According to the data from technology market research firm TrendForce, during the first quarter of 2026, the price of storage chips increased by nearly 100% compared to the previous quarter, approximately twice the initial expected increase.


In recent years, storage chip manufacturers have been prioritizing the production of dedicated storage chips for AI, known as High Bandwidth Memory (HBM). This has in turn constrained the supply of traditional storage chips used in smartphones, PCs, and general-purpose servers. Training large language models typically requires pairing NVIDIA's Graphics Processing Units (GPUs) with HBM.


More recently, there has been a rise in inference demand. Inference refers to the computational process where a pre-trained AI model responds to user queries. This has driven the growth in general server demand, which in turn has elevated the profit margins of Samsung, SK Hynix, and Micron, who produce the traditional storage chips used in general servers.


According to FactSet's estimates, these three companies are expected to collectively achieve approximately $350 billion in net profit in 2026. Each of them is poised to enter the top ten list of the world's most profitable publicly traded companies, with Samsung expected to surpass Alphabet, Microsoft, and Apple to claim the second spot. A year ago, none of these memory chip manufacturers were in the top ten.


Top Chipmakers by Net Profit



Building a chip manufacturing plant, also known as a fab, could cost over $20 billion and take several years to complete. Industry analysts indicate that Samsung, SK Hynix, and Micron are all constructing new fabs, but the full capacity is likely to be realized only by the end of 2027 or 2028. Meanwhile, many production lines have been allocated to HBM, which occupies more capacity compared to traditional storage chips.


Storage chips are mainly divided into two categories: DRAM, used for temporary storage in servers, PCs, and other electronic devices to enable faster data processing, and NAND flash, used for long-term data storage such as storing photos in smartphones.


HBM is produced by stacking layers of DRAM chips, which are then packaged together with processors produced by companies like NVIDIA to accelerate AI computations.

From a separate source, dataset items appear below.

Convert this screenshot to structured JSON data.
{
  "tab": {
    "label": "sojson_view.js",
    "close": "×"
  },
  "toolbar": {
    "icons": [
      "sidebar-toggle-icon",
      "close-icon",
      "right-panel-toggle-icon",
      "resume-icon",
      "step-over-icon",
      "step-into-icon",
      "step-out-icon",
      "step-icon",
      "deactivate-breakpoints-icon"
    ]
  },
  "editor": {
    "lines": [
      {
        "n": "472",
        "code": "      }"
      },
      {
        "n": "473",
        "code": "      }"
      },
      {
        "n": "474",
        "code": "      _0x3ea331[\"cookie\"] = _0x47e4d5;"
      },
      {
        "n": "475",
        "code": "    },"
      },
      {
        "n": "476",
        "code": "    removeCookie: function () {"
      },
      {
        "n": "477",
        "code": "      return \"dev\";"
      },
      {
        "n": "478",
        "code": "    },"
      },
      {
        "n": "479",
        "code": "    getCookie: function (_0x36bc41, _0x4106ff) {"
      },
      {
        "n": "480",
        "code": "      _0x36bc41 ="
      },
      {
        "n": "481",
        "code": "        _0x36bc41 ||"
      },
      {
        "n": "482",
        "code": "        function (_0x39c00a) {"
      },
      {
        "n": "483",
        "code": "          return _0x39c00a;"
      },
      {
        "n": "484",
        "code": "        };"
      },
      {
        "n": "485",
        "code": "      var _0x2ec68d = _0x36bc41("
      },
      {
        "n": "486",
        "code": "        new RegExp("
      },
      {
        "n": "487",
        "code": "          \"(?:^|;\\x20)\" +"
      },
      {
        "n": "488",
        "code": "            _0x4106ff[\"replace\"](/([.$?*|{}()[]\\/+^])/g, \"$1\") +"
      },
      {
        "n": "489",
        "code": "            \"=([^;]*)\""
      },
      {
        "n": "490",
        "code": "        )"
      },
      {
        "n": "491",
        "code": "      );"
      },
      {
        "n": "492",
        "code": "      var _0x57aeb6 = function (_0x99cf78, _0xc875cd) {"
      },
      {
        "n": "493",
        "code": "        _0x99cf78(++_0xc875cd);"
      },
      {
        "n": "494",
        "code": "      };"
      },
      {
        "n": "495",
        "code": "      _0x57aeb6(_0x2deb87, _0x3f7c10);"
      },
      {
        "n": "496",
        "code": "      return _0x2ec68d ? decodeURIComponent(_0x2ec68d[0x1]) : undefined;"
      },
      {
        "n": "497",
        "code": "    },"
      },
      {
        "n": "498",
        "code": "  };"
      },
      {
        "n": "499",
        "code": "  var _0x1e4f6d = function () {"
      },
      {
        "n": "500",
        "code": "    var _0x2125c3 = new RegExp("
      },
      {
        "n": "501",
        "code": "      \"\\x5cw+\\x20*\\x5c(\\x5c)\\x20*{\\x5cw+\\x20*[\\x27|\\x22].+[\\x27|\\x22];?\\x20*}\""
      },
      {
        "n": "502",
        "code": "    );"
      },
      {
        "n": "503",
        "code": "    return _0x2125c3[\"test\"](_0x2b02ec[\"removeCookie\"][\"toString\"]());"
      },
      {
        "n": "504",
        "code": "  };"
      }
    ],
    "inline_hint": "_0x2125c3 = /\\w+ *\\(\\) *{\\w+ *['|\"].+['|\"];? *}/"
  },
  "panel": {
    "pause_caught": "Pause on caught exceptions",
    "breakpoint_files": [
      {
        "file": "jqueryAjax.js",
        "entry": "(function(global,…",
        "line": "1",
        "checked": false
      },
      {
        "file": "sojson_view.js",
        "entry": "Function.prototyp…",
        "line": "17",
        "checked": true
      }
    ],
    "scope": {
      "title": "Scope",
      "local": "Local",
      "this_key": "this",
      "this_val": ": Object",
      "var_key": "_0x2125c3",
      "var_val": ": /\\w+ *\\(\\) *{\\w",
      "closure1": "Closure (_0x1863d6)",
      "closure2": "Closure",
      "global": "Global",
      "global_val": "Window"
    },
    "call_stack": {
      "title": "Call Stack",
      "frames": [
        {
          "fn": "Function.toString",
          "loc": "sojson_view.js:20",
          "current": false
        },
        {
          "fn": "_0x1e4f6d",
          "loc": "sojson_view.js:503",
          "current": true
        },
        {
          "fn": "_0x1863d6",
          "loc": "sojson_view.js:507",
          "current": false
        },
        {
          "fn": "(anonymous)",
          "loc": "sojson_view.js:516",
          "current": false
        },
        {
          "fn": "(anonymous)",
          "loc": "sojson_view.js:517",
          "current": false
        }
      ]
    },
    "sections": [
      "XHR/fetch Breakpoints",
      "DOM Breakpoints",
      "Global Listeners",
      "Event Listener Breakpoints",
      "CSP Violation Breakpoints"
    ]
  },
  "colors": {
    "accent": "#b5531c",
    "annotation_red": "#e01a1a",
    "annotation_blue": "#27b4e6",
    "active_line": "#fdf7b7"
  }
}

NVIDIA has close collaborations with Samsung, SK Hynix, and Micron.


Counterpoint semiconductor research analyst MS Hwang stated that the operating profit margins of these two types of storage chips have roughly doubled compared to typical levels, with the DRAM margin reaching around 80% and NAND flash reaching up to 60%.


Memory Chip Contract Pricing



Hwang from Counterpoint added that many major companies in the server, PC, and smartphone fields are paying a premium to procure memory chips in large quantities to secure more supply and restrict competitors' access to capacity. He said, "The underlying logic is, whoever controls memory supply can dominate AI."


Executive Vice President Marcus Chen of global electronic components distributor Fusion Worldwide said, "What we're seeing today is the most severe memory shortage in the history of the market." Most of Chen's clients are currently only able to receive 30% to 50% of the memory chips they need. "Some clients are getting even less," he said.


For a long time, customers and memory chip manufacturers have relied mainly on handshake agreements to ensure long-term supply; but now, in some cases, both parties are turning to enforceable formal contracts. Citigroup semiconductor analyst Peter Lee said that some contracts have terms as long as five years and require customers to prepay about 30% of the cost or share the investment cost of building new memory chip factories. Lee said, "We've seen customers willing to go to this extent."